Robocentric Visual-Inertial Odometry

In this paper, we propose a novel robocentric formulation of visual-inertial navigation systems (VINS)within a multi-state constraint Kalman filter (MSCKF)framework and develop an efficient, lightweight, robocentric visual-inertial odometry (R-VIO)algorithm for consistent localization in challenging environments using only monocular vision. The key idea of the proposed approach is to deliberately reformulate the 3D VINS with respect to a moving local frame (i.e., robocentric), rather than a fixed global frame of reference as in the standard world-centric VINS, and instead utilize high-accuracy relative motion estimates for global pose update.
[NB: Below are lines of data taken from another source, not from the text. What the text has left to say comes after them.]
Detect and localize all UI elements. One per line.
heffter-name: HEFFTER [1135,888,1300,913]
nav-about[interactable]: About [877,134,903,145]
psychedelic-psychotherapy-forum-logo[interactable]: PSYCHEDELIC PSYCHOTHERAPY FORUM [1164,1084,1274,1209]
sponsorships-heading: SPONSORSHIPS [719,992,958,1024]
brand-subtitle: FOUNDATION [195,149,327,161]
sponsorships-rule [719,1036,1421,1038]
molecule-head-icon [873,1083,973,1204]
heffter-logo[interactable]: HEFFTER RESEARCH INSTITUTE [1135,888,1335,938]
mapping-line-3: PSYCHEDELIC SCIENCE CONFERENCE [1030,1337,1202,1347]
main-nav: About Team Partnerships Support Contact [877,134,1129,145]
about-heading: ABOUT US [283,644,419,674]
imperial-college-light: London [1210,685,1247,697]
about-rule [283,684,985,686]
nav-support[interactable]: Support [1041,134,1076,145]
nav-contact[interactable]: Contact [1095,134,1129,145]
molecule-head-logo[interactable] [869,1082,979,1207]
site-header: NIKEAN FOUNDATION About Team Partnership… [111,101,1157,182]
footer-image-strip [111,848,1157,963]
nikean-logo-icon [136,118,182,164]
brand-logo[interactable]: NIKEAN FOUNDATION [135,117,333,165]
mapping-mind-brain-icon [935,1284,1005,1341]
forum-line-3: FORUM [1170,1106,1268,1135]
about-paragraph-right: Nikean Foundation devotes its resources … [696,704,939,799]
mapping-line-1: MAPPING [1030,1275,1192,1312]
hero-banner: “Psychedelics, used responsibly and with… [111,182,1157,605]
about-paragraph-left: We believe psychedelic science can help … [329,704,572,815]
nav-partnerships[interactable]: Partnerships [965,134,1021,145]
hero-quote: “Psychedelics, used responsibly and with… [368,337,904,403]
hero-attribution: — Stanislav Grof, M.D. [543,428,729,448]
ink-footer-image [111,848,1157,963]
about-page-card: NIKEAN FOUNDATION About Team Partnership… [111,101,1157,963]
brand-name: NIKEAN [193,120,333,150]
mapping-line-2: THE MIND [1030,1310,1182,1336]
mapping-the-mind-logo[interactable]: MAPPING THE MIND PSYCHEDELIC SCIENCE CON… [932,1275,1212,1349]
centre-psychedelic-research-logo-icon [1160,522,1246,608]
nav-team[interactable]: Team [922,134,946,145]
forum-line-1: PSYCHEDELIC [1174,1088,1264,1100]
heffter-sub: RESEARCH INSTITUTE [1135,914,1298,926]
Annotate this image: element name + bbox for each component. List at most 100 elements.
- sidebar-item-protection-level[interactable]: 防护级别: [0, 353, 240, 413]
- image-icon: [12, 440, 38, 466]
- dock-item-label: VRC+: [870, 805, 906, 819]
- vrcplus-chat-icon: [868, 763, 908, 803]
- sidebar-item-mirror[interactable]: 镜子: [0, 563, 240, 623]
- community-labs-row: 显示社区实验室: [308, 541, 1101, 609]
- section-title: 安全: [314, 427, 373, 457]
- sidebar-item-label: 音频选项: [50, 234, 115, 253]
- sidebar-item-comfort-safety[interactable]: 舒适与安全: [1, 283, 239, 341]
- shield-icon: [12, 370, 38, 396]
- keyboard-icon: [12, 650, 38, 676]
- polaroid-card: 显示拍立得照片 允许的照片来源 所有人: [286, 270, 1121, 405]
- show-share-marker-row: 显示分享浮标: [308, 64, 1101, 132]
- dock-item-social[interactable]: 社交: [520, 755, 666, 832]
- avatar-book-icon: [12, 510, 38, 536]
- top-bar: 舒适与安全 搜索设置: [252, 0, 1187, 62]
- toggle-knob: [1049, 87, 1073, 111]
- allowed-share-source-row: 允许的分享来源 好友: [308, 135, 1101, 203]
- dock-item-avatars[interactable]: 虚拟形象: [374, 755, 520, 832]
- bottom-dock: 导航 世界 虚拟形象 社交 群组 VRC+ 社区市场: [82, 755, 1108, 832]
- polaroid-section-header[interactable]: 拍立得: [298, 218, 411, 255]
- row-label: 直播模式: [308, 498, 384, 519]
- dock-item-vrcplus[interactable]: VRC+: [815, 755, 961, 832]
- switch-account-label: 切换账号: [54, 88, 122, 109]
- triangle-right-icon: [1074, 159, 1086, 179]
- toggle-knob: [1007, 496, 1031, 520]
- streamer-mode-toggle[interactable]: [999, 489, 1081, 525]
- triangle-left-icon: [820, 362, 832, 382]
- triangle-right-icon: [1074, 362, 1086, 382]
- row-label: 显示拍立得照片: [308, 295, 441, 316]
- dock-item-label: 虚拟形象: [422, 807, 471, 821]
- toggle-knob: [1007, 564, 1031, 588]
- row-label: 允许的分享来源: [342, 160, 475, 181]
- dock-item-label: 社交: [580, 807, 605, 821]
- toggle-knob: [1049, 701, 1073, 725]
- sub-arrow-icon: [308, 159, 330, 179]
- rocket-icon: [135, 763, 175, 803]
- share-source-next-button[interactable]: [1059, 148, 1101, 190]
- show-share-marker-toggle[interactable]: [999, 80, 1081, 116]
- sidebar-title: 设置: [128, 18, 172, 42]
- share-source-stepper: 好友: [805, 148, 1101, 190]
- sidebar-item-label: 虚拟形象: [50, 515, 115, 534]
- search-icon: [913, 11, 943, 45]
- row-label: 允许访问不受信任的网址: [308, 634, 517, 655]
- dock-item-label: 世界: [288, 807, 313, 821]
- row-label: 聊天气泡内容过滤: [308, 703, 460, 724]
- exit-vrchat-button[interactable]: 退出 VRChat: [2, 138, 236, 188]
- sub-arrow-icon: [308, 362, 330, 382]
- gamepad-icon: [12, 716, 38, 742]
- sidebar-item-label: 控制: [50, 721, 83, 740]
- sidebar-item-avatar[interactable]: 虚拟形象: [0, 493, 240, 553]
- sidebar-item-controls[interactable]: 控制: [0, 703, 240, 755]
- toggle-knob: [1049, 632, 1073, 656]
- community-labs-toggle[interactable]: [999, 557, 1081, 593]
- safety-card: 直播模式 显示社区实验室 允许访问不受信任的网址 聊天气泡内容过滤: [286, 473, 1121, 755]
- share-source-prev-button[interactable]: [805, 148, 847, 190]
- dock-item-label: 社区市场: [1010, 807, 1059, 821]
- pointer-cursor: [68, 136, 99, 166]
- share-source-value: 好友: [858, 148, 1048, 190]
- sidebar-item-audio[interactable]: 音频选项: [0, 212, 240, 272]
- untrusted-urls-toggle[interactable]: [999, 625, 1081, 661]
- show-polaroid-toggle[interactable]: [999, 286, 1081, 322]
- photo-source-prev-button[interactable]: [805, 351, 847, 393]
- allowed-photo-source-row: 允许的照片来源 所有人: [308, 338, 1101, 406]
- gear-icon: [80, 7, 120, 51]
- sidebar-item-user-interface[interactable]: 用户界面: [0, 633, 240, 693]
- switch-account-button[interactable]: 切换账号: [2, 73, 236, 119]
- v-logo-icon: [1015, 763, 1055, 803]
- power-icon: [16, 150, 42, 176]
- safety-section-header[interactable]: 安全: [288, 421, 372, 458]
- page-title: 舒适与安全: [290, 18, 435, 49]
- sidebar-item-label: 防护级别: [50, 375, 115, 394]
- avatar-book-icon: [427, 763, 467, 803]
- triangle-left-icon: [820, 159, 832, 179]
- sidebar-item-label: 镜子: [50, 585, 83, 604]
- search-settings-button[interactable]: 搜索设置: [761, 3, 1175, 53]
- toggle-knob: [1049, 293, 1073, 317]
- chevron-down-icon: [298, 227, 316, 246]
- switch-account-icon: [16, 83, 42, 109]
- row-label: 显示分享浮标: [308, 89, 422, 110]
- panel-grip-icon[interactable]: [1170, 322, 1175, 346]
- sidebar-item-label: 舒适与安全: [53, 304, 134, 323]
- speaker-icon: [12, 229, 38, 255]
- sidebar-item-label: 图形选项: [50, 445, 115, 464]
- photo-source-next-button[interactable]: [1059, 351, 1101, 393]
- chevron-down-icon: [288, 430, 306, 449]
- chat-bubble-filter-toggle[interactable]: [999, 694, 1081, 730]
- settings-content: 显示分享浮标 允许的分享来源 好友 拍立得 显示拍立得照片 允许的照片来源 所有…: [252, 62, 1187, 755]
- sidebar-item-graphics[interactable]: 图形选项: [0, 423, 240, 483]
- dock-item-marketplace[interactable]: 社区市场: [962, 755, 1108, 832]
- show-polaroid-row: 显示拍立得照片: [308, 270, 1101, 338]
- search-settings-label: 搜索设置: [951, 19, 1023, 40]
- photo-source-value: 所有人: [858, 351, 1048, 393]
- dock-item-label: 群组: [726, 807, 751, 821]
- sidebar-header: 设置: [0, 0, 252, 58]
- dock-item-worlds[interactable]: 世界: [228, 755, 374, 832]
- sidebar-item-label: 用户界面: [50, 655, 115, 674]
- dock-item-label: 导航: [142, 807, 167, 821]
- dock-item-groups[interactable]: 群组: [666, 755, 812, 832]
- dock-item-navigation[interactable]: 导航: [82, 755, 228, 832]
As an immediate advantage of using this robocentric formulation, the proposed R-VIO can start from an arbitrary pose, without the need to align its orientation with the global gravity vector. More importantly, we analytically show that the proposed robocentric EKF-based VINS does not undergo the observability mismatch issue as in the standard world-centric frameworks which was identified as the main cause of inconsistency of estimation. The proposed R-VIO is extensively tested through both Monte Carlo simulations and real-world experiments using different sensor platforms in different environments and shown to achieve competitive performance with the state-of-the-art VINS algorithms in terms of consistency, accuracy and efficiency.